Archiv für 9. Juni 2008

Irrtümer oder…

Juni 9, 2008

feuert endlich den beschissenen Übersetzer!

Ich blättere mich so seelenruhig durch die Top-Posts bei WP durch; das mache ich manchmal ganz gerne und ich bin auf diese Weise schon auf so manches Blog gestoßen, das sich dann in meiner blogroll wieder fand. ;-)

Heute allerdings stolpere ich über public viewings. Public viewing in schlachmichtot. „Ach, wer ist denn da gestorben?“ denke ich mir und scrolle weiter. XYZ bei public viewing…

Und nun dämmert es auch mir: Da war mal wieder so ein scheiß dummer blöder bekloppter Übersetzer am Werk, der über das Stadium des Grundschulenglischs nicht hinaus gekommen ist und dessen Arbeitgeber entweder kein Englisch kann oder aus welchen Gründen auch immer nicht in der Lage ist, diesen unfähigen Mitarbeiter zu feuern.

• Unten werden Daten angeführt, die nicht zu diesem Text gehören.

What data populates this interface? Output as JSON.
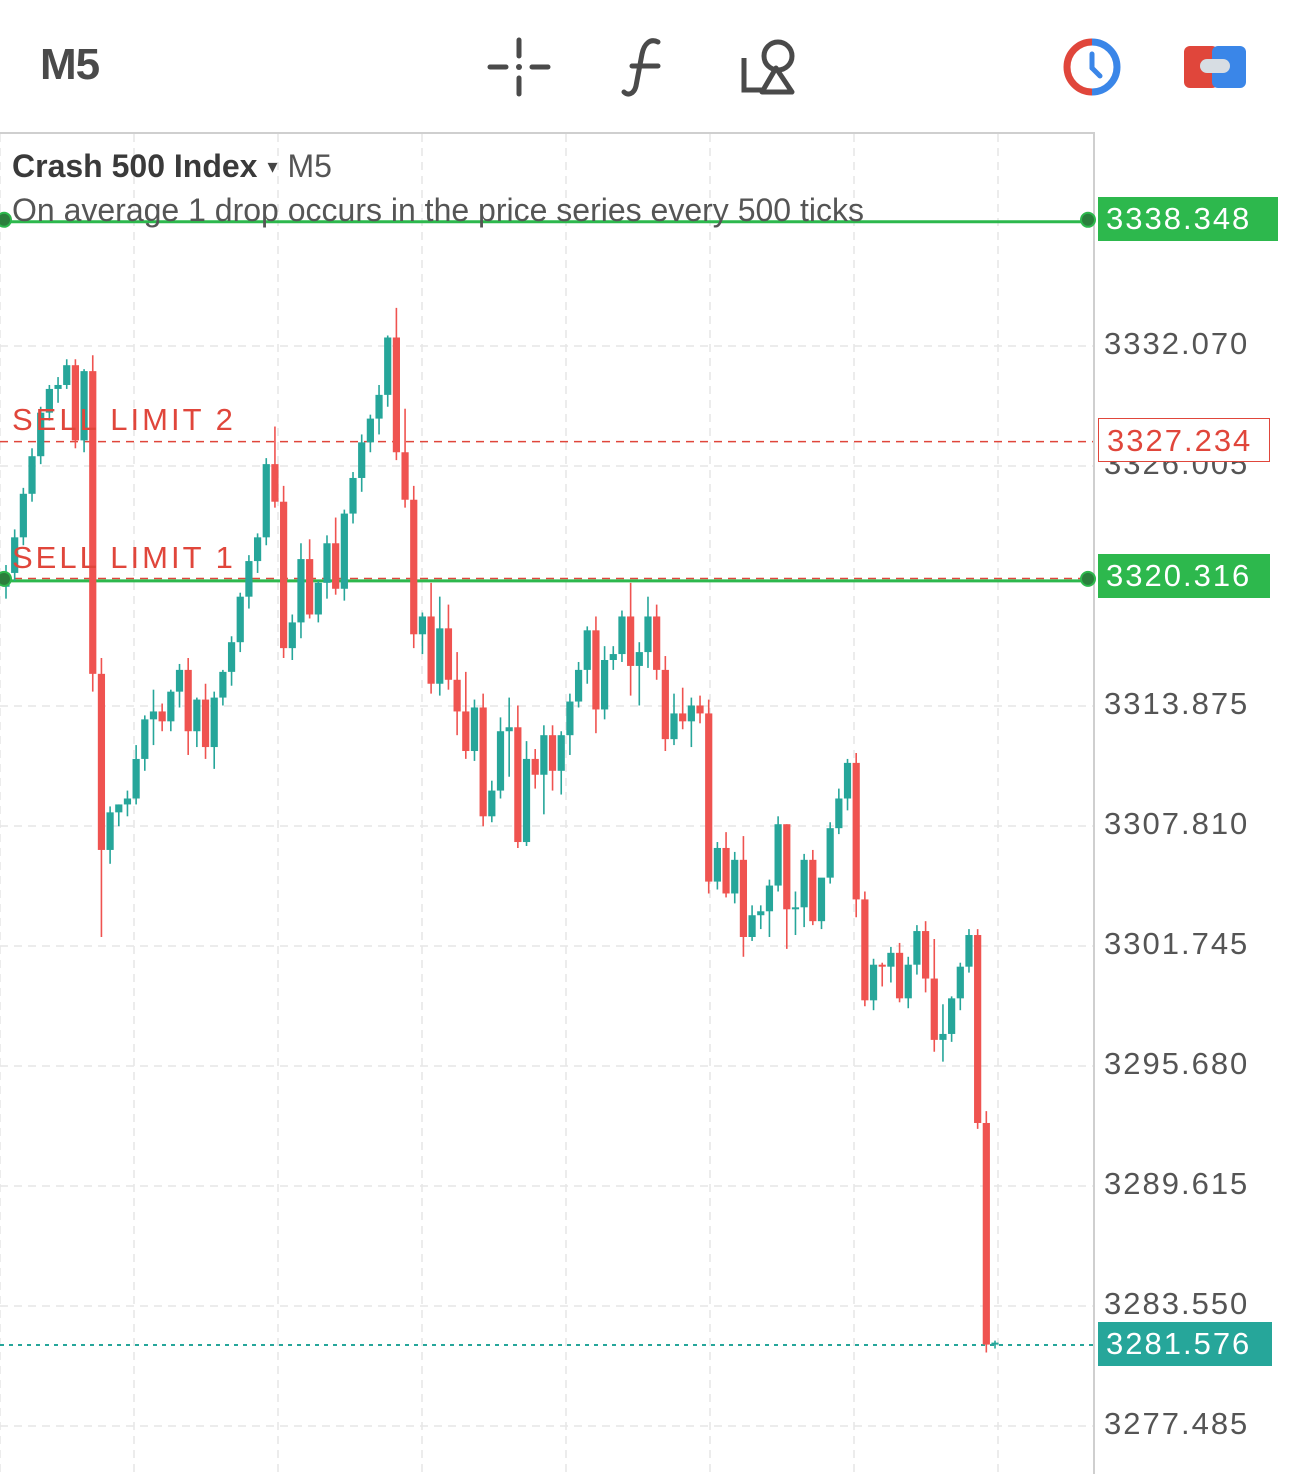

Public viewing ist die öffentliche Aufbahrung eines Leichnams bei einer Trauerfeier! Es mag ja sein, dass diese EM ein Trauerspiel werden könnte, aber sie wird sich doch hoffentlich nicht durch Todesfälle  ins Gedächtnis der Menschen einprägen.

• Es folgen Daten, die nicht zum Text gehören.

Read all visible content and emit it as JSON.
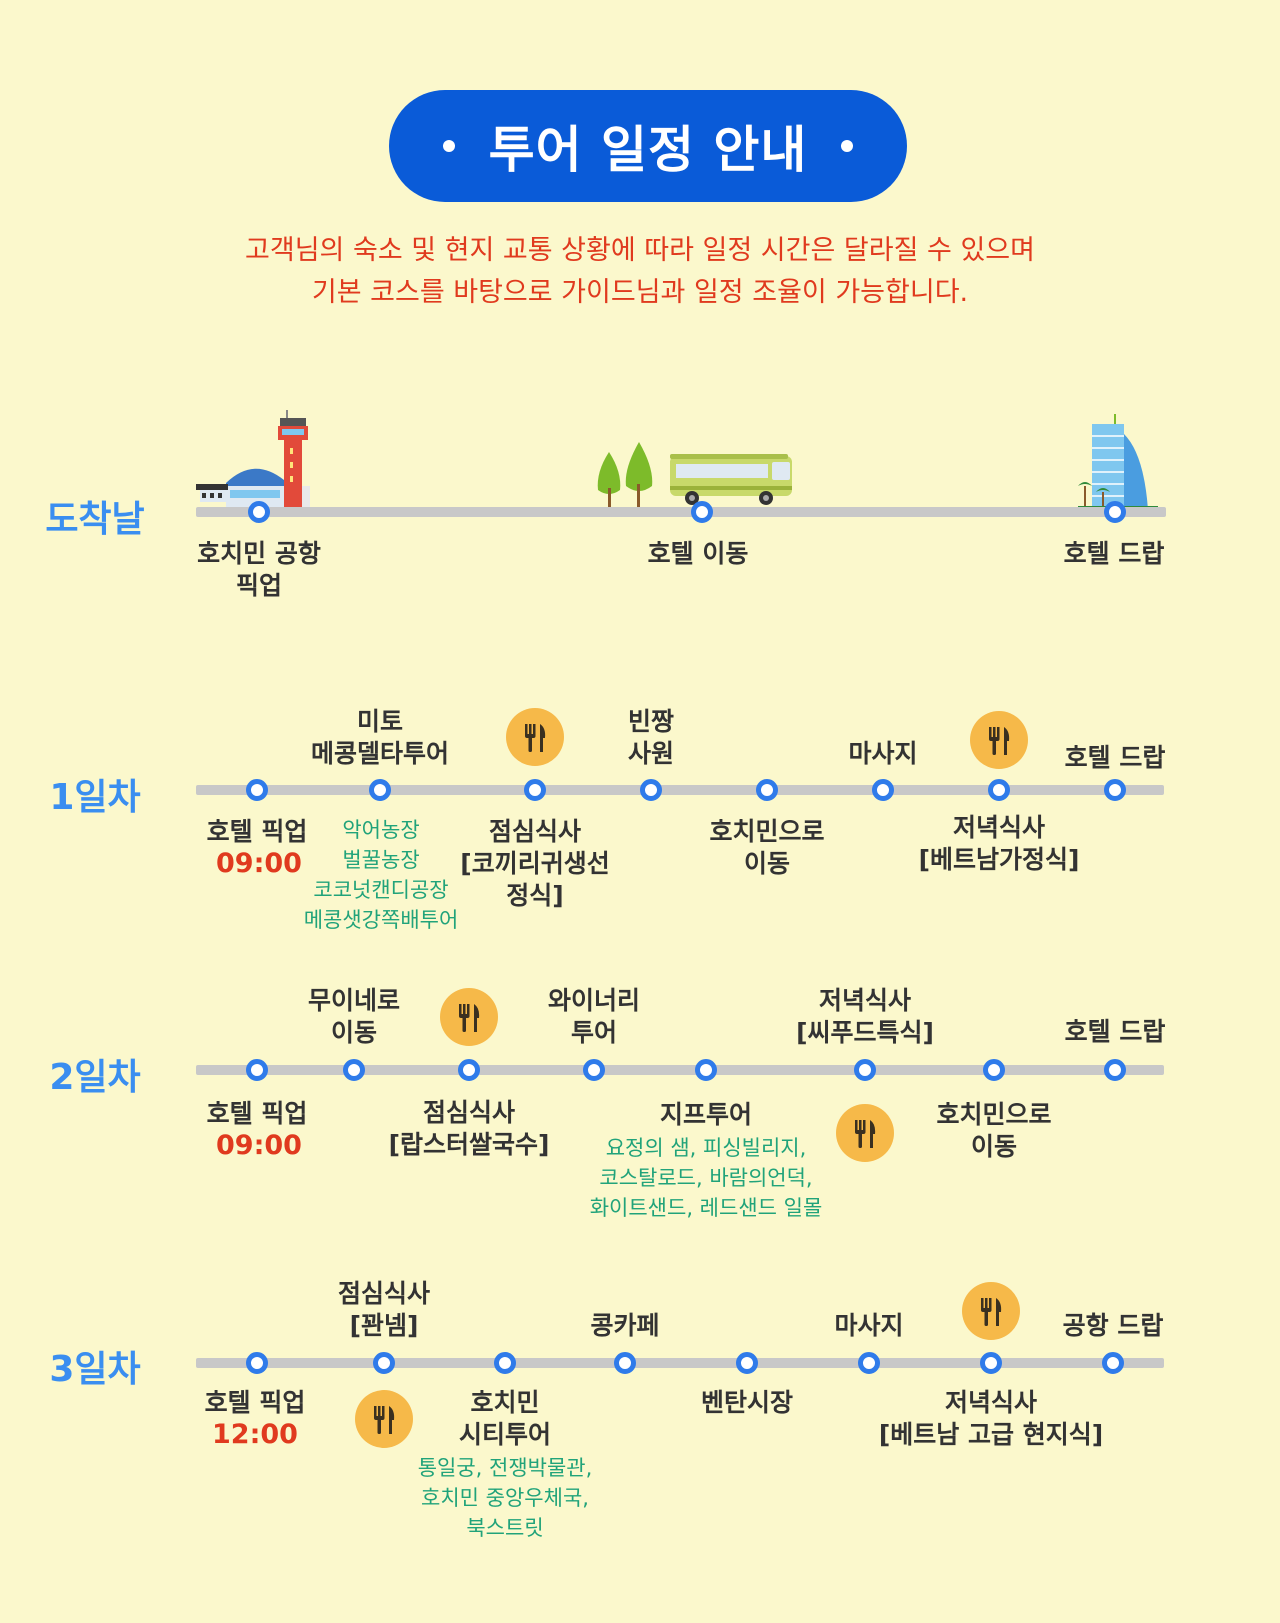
{
  "title": "투어 일정 안내",
  "notice": {
    "line1": "고객님의 숙소 및 현지 교통 상황에 따라 일정 시간은 달라질 수 있으며",
    "line2": "기본 코스를 바탕으로 가이드님과 일정 조율이 가능합니다."
  },
  "colors": {
    "accent": "#0a5bd8",
    "day_label": "#3a8ef0",
    "time": "#e03a1e",
    "sub": "#21a37a",
    "meal": "#f6b949",
    "background": "#fbf8cc"
  },
  "days": [
    {
      "label": "도착날",
      "stops": [
        {
          "name": "호치민 공항\n픽업"
        },
        {
          "name": "호텔 이동"
        },
        {
          "name": "호텔 드랍"
        }
      ],
      "icons": [
        "airport-icon",
        "trees-icon",
        "bus-icon",
        "hotel-icon"
      ]
    },
    {
      "label": "1일차",
      "stops": [
        {
          "name": "호텔 픽업",
          "time": "09:00"
        },
        {
          "name": "미토\n메콩델타투어",
          "sub": "악어농장\n벌꿀농장\n코코넛캔디공장\n메콩샛강쪽배투어"
        },
        {
          "name": "점심식사\n[코끼리귀생선\n정식]"
        },
        {
          "name": "빈짱\n사원"
        },
        {
          "name": "호치민으로\n이동"
        },
        {
          "name": "마사지"
        },
        {
          "name": "저녁식사\n[베트남가정식]"
        },
        {
          "name": "호텔 드랍"
        }
      ]
    },
    {
      "label": "2일차",
      "stops": [
        {
          "name": "호텔 픽업",
          "time": "09:00"
        },
        {
          "name": "무이네로\n이동"
        },
        {
          "name": "점심식사\n[랍스터쌀국수]"
        },
        {
          "name": "와이너리\n투어"
        },
        {
          "name": "지프투어",
          "sub": "요정의 샘, 피싱빌리지,\n코스탈로드, 바람의언덕,\n화이트샌드, 레드샌드 일몰"
        },
        {
          "name": "저녁식사\n[씨푸드특식]"
        },
        {
          "name": "호치민으로\n이동"
        },
        {
          "name": "호텔 드랍"
        }
      ]
    },
    {
      "label": "3일차",
      "stops": [
        {
          "name": "호텔 픽업",
          "time": "12:00"
        },
        {
          "name": "점심식사\n[꽌넴]"
        },
        {
          "name": "호치민\n시티투어",
          "sub": "통일궁, 전쟁박물관,\n호치민 중앙우체국,\n북스트릿"
        },
        {
          "name": "콩카페"
        },
        {
          "name": "벤탄시장"
        },
        {
          "name": "마사지"
        },
        {
          "name": "저녁식사\n[베트남 고급 현지식]"
        },
        {
          "name": "공항 드랍"
        }
      ]
    }
  ],
  "meal_icon": "fork-knife-icon"
}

Noch ein paar Irrtümer von unfähigen Übersetzern gefällig?

  • Al.di verkaufte vor ein paar Jahren Rucksäcke, die als body bags angepriesen wurden. Body bags sind Leichensäcke. Einen Leichensack für den Wochenendeinkauf der Großfamilie? Och nee.
  • James Brown, the godfather of soul. Wurde seiner Zeit gerne mit „Gottvater des Soul“ übersetzt und hat sich bis heute so in den Köpfen der Menschen fest gesetzt. Godfather ist ein Pate, godmother die Patin. Noch Fragen?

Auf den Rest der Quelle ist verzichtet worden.